Picture source: www.xoriant.com
BY PAUL TEMPLIN
INDUSTRIAL ENGINEER – VOLUME 46 NUMBER 5
Many organizations have focused on new product introduction (NPI). But what about managing component or product end of life (EOL)? While not as critical, EOL product line management directly affects the bottom line and customer loyalty.
Basically, you establish that there is a need and then you address the need. We cannot turn customers down without negative reaction, especially if you have a growing product portfolio.
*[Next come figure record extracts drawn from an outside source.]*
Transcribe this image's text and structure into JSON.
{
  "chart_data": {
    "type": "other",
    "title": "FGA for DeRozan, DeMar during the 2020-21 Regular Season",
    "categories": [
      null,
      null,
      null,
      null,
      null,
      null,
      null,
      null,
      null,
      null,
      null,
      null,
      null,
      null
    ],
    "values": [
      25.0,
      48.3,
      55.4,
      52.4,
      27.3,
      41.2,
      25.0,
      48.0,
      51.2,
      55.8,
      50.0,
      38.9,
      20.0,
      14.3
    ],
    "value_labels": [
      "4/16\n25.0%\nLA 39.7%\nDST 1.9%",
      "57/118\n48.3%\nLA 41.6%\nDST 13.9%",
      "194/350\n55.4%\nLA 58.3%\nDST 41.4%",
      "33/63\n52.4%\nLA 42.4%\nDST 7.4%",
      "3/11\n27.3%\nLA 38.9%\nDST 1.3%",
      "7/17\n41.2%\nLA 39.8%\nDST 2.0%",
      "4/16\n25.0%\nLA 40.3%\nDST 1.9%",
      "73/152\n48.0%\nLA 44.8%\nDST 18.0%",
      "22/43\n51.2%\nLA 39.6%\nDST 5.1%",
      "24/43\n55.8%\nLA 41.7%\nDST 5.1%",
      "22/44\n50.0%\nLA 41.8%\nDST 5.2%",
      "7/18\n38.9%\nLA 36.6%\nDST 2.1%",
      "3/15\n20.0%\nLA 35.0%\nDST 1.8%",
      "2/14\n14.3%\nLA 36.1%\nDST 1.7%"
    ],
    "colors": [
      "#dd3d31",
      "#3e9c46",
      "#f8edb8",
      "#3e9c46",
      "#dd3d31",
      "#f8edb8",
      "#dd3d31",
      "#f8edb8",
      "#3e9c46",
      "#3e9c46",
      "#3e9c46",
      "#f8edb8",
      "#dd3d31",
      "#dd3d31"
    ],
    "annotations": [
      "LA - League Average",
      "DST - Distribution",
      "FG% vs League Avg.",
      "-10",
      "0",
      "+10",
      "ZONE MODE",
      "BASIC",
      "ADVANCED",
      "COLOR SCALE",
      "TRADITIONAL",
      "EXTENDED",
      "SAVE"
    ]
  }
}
In one newsletter, Sequent Learning Networks asked “why are so many product portfolios burdened with offerings that, having outlived their usefulness, are ignored by the sales force and forsaken by the market? Although their carrying costs may be masked, they consume resources that could be more profitably allocated, and discontinuing such nonperformers should be part of the normal portfolio evaluation cycle.”
Sequent’s argument acknowledged that discontinuing products doesn’t enhance careers. But freeing up unproductive resources is an important responsibility, and businesses and their personnel should understand that when one product’s life ends, people will have other roles managing the product portfolio that they’ve just fortified.
Bureaucratic silos, company culture but short-term metrics create fertile soil for ancient product lines that are panting. As pressure piles up to reduce inventory and maintain profitability, the criticality of managing EOL increases. Portfolio and EOL management requires hard work and long-term planning. And the most critical, discipline, is to manage your product line with eyes wide open and track products as they age. It also to capture tangible and intangible costs.
Ironically, the ability of an organization to manage EOL is arguably as strong an indicator of long-term organizational health as NPI. Healthy organizations make the hard decisions and think past the short term to the long-term consequences of extending or ending the life of a product.